For starters, while its fellow appellations are subject to considerable variation from vintage to vintage, Saint-Julien's wines are thought to exhibit more consistency from year to year. Stylistically, Saint-Julien wines are said to hold the middle ground amongst the tannic, rustic St. Estephes, the austere, concentrated Paulliacs, and the delicate, perfumed Margaux, and are known for both their structural substance and bouquet as well as their smoothness and finesse.

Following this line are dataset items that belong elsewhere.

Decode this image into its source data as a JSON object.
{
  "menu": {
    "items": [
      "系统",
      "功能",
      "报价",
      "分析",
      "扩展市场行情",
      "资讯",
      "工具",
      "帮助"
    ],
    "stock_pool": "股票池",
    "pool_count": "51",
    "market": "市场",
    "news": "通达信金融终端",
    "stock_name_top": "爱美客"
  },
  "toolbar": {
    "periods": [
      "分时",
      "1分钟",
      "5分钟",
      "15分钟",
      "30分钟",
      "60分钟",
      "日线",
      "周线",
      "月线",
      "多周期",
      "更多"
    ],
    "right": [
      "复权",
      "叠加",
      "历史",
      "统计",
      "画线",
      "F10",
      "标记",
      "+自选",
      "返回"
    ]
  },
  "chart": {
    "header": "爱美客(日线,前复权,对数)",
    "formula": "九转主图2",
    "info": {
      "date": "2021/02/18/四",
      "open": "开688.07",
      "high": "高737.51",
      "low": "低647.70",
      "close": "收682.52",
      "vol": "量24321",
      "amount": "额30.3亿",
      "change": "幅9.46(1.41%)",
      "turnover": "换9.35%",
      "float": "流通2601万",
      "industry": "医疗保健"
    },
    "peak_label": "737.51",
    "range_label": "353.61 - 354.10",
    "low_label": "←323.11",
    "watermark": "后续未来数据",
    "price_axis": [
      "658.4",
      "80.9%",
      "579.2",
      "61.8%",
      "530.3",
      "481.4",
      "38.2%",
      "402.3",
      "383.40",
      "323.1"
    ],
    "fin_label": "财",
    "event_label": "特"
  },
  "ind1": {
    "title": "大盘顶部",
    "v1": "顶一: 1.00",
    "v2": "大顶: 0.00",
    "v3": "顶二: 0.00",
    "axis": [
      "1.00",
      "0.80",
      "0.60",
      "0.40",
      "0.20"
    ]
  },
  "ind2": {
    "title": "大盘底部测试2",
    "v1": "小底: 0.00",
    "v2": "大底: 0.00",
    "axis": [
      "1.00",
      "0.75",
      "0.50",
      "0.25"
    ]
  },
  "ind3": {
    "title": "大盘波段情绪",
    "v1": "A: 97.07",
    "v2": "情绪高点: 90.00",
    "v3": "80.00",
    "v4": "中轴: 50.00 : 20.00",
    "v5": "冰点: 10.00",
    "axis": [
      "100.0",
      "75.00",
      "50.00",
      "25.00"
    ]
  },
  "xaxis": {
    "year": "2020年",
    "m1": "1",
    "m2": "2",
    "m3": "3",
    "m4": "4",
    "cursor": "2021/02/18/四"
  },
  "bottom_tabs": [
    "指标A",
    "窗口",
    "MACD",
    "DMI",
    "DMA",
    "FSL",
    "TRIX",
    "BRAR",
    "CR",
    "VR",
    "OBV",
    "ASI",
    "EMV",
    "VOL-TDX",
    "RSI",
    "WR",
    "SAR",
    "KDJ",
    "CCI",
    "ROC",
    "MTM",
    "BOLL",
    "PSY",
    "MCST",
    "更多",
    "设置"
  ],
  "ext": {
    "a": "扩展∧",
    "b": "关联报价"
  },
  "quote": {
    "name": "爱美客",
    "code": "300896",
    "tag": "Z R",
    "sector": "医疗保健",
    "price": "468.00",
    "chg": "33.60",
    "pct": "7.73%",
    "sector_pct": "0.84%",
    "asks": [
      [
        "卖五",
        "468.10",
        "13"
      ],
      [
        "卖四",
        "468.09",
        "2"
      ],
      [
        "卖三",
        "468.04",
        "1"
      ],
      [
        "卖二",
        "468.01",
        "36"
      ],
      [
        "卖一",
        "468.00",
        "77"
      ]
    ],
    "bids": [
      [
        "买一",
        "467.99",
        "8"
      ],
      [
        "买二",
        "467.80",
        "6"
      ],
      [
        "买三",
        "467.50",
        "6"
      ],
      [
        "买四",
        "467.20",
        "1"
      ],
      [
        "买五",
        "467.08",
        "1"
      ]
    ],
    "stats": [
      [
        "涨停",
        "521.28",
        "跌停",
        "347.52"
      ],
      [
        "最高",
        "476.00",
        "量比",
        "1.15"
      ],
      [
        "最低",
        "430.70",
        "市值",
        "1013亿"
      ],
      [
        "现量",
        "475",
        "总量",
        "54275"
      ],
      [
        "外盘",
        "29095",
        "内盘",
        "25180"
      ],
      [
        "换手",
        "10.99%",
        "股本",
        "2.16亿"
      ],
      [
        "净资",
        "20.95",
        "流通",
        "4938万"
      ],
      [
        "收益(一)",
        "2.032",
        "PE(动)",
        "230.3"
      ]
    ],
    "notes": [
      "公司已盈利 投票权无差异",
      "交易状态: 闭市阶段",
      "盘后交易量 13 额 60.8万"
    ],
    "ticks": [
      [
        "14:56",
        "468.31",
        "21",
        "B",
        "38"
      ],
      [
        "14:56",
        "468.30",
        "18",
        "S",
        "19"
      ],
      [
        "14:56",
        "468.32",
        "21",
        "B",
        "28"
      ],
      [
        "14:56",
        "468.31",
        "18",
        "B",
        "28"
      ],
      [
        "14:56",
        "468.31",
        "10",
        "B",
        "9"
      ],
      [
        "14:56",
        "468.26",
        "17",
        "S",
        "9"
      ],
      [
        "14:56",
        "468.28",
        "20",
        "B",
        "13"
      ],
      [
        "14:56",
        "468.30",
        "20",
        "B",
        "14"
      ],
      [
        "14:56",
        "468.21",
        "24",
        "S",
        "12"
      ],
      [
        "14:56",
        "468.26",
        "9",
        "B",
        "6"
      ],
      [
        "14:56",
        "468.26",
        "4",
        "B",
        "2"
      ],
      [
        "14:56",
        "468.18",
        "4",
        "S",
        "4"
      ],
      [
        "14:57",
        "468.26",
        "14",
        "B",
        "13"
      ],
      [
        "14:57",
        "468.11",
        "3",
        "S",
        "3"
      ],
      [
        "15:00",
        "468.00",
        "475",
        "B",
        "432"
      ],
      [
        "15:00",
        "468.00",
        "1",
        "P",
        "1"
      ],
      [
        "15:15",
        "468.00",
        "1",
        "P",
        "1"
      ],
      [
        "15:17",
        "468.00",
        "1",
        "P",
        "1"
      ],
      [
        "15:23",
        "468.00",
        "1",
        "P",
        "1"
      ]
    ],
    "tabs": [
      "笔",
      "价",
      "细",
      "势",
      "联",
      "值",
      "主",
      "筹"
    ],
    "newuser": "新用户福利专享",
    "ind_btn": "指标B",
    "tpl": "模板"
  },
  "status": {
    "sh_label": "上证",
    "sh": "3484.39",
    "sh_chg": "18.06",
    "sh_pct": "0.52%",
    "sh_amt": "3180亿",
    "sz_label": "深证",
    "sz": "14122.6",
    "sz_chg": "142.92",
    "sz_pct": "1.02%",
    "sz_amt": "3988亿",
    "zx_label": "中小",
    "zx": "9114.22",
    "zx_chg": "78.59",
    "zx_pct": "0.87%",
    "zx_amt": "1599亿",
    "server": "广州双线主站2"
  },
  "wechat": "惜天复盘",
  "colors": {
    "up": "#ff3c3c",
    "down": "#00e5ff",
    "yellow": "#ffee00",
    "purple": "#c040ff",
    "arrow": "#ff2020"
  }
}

Another fact that stands out about Saint-Julien is that though in the 1855 Classification of Bordeaux wines it had not a single châteaux that ranked in the Premiers Crus (First Growths) category, neither did it have any in the fifth and lowest category, Cinquièmes Crus (Fifth Growths). In fact, Saint-Julien has the highest percentage of classified châteaux of all the Haut-Médoc ACs -- boasting a total of 11 Crus Classés (Classed Growth) wines. Also notable is the fact that a full three-quarters of the wine produced in Saint-Julien comes from these 11 Châteaux.

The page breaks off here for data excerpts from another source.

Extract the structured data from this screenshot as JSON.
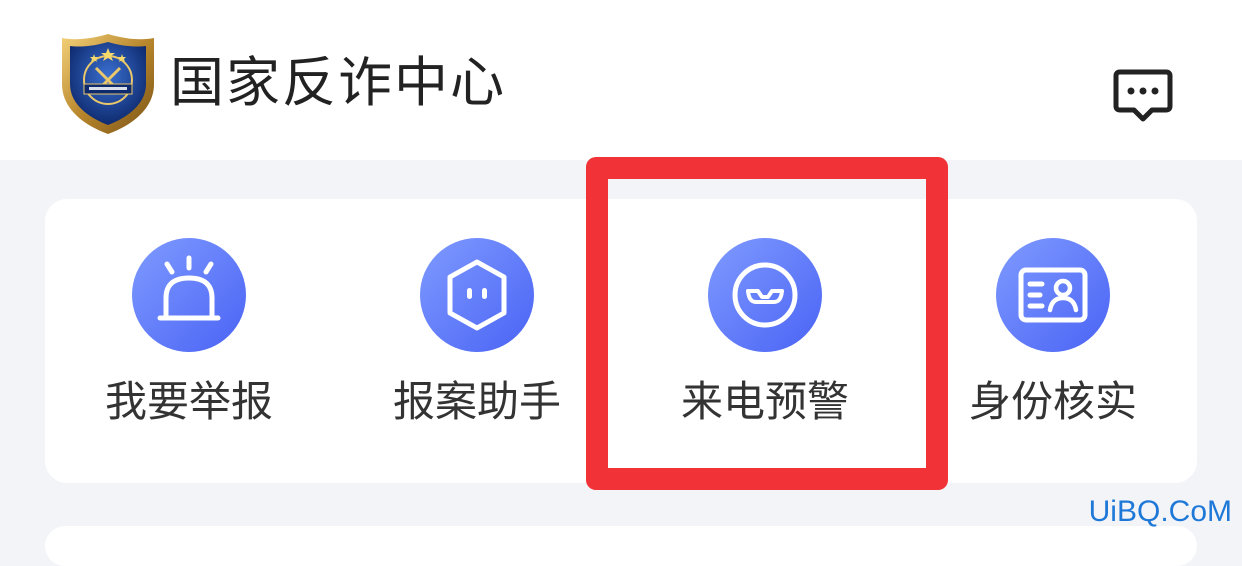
{
  "header": {
    "title": "国家反诈中心",
    "logo_icon": "police-badge-logo",
    "message_icon": "chat-bubble-icon"
  },
  "quick_actions": [
    {
      "label": "我要举报",
      "icon": "alarm-siren-icon"
    },
    {
      "label": "报案助手",
      "icon": "hexagon-robot-icon"
    },
    {
      "label": "来电预警",
      "icon": "mask-eyes-icon"
    },
    {
      "label": "身份核实",
      "icon": "id-card-icon"
    }
  ],
  "highlighted_action": "来电预警",
  "watermark": "UiBQ.CoM",
  "colors": {
    "accent_gradient_start": "#7f9bff",
    "accent_gradient_end": "#4a63f5",
    "highlight_border": "#f13236",
    "page_background": "#f3f4f8",
    "watermark": "#1e78d8"
  }
}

The most highly regarded of Saint-Julien's classified wines are those of Léoville which borders on the Paulliac AC and is centered around the town of Saint-Julien. Though at one time the largest estate in this appellation, Léoville has since been divided into three separate properties (listed in generally-accepted order of superiority): Château Léoville-Las-Cases, Château Léoville-Barton and Château Leoville-Poyferré, all of which are classified as "Deuxiemes Crus" or Second Growths.

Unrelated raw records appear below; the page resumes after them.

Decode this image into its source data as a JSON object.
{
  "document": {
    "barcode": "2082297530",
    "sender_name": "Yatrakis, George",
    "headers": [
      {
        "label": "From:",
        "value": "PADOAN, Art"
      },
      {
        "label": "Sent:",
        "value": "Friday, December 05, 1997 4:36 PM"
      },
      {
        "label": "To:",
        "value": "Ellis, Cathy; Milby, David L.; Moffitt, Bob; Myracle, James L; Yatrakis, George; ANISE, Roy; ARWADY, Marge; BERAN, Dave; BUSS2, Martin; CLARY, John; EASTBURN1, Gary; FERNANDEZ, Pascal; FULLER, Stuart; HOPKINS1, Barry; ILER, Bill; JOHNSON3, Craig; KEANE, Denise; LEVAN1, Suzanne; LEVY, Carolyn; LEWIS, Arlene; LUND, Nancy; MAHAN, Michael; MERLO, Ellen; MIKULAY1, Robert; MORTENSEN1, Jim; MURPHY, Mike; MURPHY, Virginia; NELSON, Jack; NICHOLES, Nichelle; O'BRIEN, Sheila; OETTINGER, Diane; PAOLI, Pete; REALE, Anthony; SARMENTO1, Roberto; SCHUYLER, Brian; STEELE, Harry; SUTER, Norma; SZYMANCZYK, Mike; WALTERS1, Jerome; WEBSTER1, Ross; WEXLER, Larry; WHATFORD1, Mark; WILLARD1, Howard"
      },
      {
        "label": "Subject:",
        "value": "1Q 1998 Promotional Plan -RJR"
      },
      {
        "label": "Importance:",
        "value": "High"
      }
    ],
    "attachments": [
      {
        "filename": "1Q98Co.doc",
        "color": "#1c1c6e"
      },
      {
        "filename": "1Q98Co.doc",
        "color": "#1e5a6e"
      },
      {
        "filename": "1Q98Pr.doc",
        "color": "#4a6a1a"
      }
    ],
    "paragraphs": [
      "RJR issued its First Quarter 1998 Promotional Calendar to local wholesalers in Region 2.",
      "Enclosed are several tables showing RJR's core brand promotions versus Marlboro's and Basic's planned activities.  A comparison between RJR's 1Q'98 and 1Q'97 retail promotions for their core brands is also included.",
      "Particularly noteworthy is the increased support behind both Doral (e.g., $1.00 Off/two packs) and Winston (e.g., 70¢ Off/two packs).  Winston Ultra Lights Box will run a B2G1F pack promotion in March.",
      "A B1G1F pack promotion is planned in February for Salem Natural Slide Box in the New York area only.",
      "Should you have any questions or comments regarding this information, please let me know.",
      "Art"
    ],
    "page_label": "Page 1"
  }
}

The wines of Château Léoville-Las-Cases are often of such high quality that they are sometimes priced on par with the Premier Crus (First Growth) wines. Indeed, Château Léoville-Las-Cases' wines bear such striking similarities to those of Premiers Crus Château Latour in Paulliac -- just across the stream of Julliac from the town of Saint-Julien -- that blind tasters often opt to guess "Central Médoc," rather than have to specify whether the wine is from Paulliac or Saint-Julien.
Château Léoville-Barton is considered not only to produce one of the finest wines in all of Bordeaux but to also be one of its greatest values (while its neighbor, Château Langoa-Barton, is thought of as not quite its equal). And though Château Léoville-Poyferré's wines had fallen from the place of grace they held in the 1920s, the estate was resurrected in the 1980s and is making excellent wines once again.
To the west and in the center of the Saint-Julien AC is Château Talbot whose high quality wines are considered to be just a tad shy of their Léoville neighbors'.
South of the town of Saint-Julien is the river port village of Beychevelle whose nearby Lauret marshes on the shore of the Gironde were in ancient times a center of witchcraft and the meeting place of the seven great wizards of the Médoc. Château Beychevelle's vineyards were once thought to have been protected from pests as well as hail storms by witchcraft rituals such as chasing black chickens and reciting incantations (though it is rumored that such superstitions are still alive and kicking today if one but demurely asks around).
There are four classified châteaux in and around the village of Beycheville: Château Branaire-Ducru and Château Ducru-Beaucaillou (with the latter thought to produce somewhat more polished wines) along with Château Beychevelle and Château Saint-Pierre. West of the village is Château Gruaud-Larose whose wine is lauded not only for its consistency, but also for its remarkable richness.
One other estate that, though unclassified, deserves much more than a mere mention is Château Gloria which stands at the entrance to the village of Beychevelle. In fact, so great is the glory of Gloria that in 1973 it quite nearly gained a Premier Cru classification, though this never transpired as it was felt it would cause too much upheaval in the Médoc.
Further inland, the soil becomes heavier than that near the Gironde River and -- lacking the drainage from the high proportion of gravel in the soils near the Gironde -- relies on channels built by the Dutch hundreds of years ago to lure away excess moisture. This area is home to Château Lagrange, another estate that had once been in decline but has more recently begun to regain its former stature. However, this inland château's wines, though they rank as good to excellent, are generally considered to be of lesser quality than those from around the towns of Saint-Julien and Beycheville on the shore of the Gironde.
All of this makes it clear that Saint-Julien AC, with its 11 Crus Classés châteaux and notably outstanding though oft-times underrated wines, deserves to share at least some of the limelight with its sister appellations of Paulliac and Margaux. In the meantime, look to this AC for wines near-on par with those of its glitter-twin neighbors at a considerably lower price.